De plus, définir ce qui constitue une hallucination dans le contexte juridique peut être complexe. Les chercheurs considèrent qu'une réponse est une hallucination si elle est incorrecte ou mal fondée, ce qui signifie que les faits sont corrects mais ne s'appliquent pas dans le contexte de l'affaire juridique en discussion. Cette distinction subtile nécessite une analyse approfondie et peut être difficile à automatiser pour les outils d'IA.

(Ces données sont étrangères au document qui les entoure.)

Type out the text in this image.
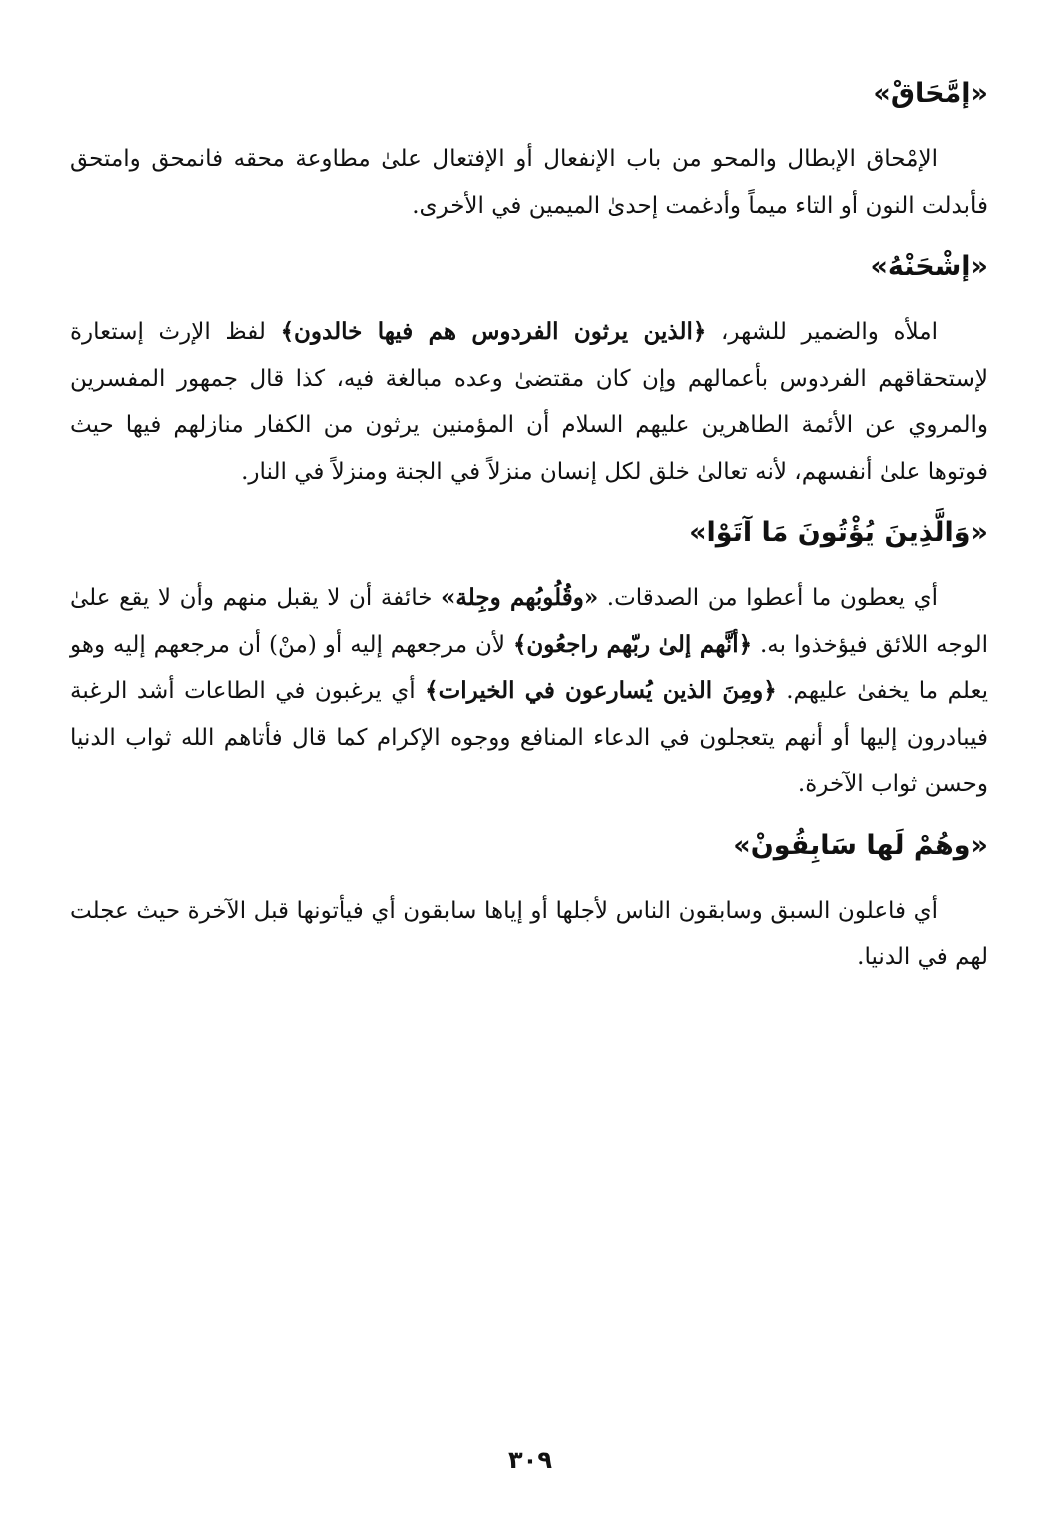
«إمَّحَاقْ»

الإمْحاق الإبطال والمحو من باب الإنفعال أو الإفتعال علىٰ مطاوعة محقه فانمحق وامتحق فأبدلت النون أو التاء ميماً وأدغمت إحدىٰ الميمين في الأخرى.

«إشْحَنْهُ»

املأه والضمير للشهر، ﴿الذين يرثون الفردوس هم فيها خالدون﴾ لفظ الإرث إستعارة لإستحقاقهم الفردوس بأعمالهم وإن كان مقتضىٰ وعده مبالغة فيه، كذا قال جمهور المفسرين والمروي عن الأئمة الطاهرين عليهم السلام أن المؤمنين يرثون من الكفار منازلهم فيها حيث فوتوها علىٰ أنفسهم، لأنه تعالىٰ خلق لكل إنسان منزلاً في الجنة ومنزلاً في النار.

«وَالَّذِينَ يُؤْتُونَ مَا آتَوْا»

أي يعطون ما أعطوا من الصدقات. «وقُلُوبُهم وجِلة» خائفة أن لا يقبل منهم وأن لا يقع علىٰ الوجه اللائق فيؤخذوا به. ﴿أنَّهم إلىٰ ربّهم راجعُون﴾ لأن مرجعهم إليه أو (منْ) أن مرجعهم إليه وهو يعلم ما يخفىٰ عليهم. ﴿ومِنَ الذين يُسارعون في الخيرات﴾ أي يرغبون في الطاعات أشد الرغبة فيبادرون إليها أو أنهم يتعجلون في الدعاء المنافع ووجوه الإكرام كما قال فأتاهم الله ثواب الدنيا وحسن ثواب الآخرة.

«وهُمْ لَها سَابِقُونْ»

أي فاعلون السبق وسابقون الناس لأجلها أو إياها سابقون أي فيأتونها قبل الآخرة حيث عجلت لهم في الدنيا.

٣٠٩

Une autre difficulté réside dans la pertinence des documents récupérés par les systèmes de RAG. Contrairement aux systèmes basés sur la similarité textuelle, la pertinence des documents en droit ne repose pas uniquement sur le texte lui-même. Récupérer des documents qui semblent textuellement pertinents mais qui sont en réalité non pertinents peut avoir un impact négatif sur la performance du système.
Ces voix critiques s’ajoutent aux affaires récentes d’avocats ayant eu recours à l’IA dans leurs plaidoiries. De simples erreurs, excès de confiance, voire des manipulations de l’IA pour citer une jurisprudence fictive ont régulièrement défrayé la chronique ces derniers mois outre atlantique., confirmant la capacité de Bard comme ChatGPT à fabriquer des affaires, sur commande ou à l’insu de leurs utilisateurs
Malgré ces défis, les chercheurs de Stanford reconnaissent que les outils d'IA pour la recherche juridique peuvent apporter une valeur ajoutée par rapport aux méthodes traditionnelles. Ils peuvent aider les avocats à accéder plus rapidement à des informations pertinentes et à analyser de vastes ensembles de données juridiques. Cependant, il est important de reconnaître leurs limites et de les utiliser avec discernement.
Dans une déclaration à VentureBeat, Daniel E. Ho, professeur de droit à Stanford et co-auteur de l'étude, souligne l'importance d'une plus grande transparence et d'un benchmarking dans l'IA juridique. Il souligne que l'industrie de la legal tech doit être plus ouverte quant à la performance réelle de ses produits, afin d'éviter des conséquences néfastes pour les avocats et leurs clients.
En réponse à cette étude, les fournisseurs d'outils d'IA juridique ont exprimé des points de vue variés. Certains ont souligné les efforts déployés pour améliorer la qualité de leurs produits et ont proposé des solutions pour relever les défis identifiés par l'étude. D'autres ont remis en question les conclusions de l'étude et ont souligné les limitations de la méthodologie utilisée.
Une approche collaborative et transparente entre chercheurs et grands acteurs legaltech reste essentielle pour relever les défis actuels et améliorer la qualité des outils d'IA dans le domaine juridique. Un débat sur les performances alimenté par de nombreuses autres sources : une étude menée par la Cour des comptes française fin 2023 , comme rapporté dans cet article de CIO Online, soulignait également les limitations des technologies d'IA, en particulier dans le domaine de la détection de la fraude fiscale.
Le marché de la legal tech est estimé par Gartner à plus de 50 millards de dollars à horizon 2027. Plus de 7 directeurs juridiques sur 10 utiliseraient déjà un ou plusieurs outils, dont la moitié… quotidiennement,
(*) Les systèmes de RAG, ou génération assistée par récupération, sont une approche dans le domaine de l'intelligence artificielle où les modèles de langage sont alimentés par des informations récupérées à partir d'une base de connaissances plutôt que de simplement s'appuyer sur les données qu'ils ont apprises pendant leur entraînement. Dans le contexte de la recherche juridique, cela signifie que les outils d'IA récupèrent d'abord des documents pertinents à partir d'une base de données juridiques, puis utilisent ces documents comme contexte pour générer des réponses aux requêtes des utilisateurs. Cette approche vise à réduire les "hallucinations", c'est-à-dire les réponses incorrectes ou mal fondées, en fournissant au modèle plus d'informations contextuelles pour guider sa génération de réponses.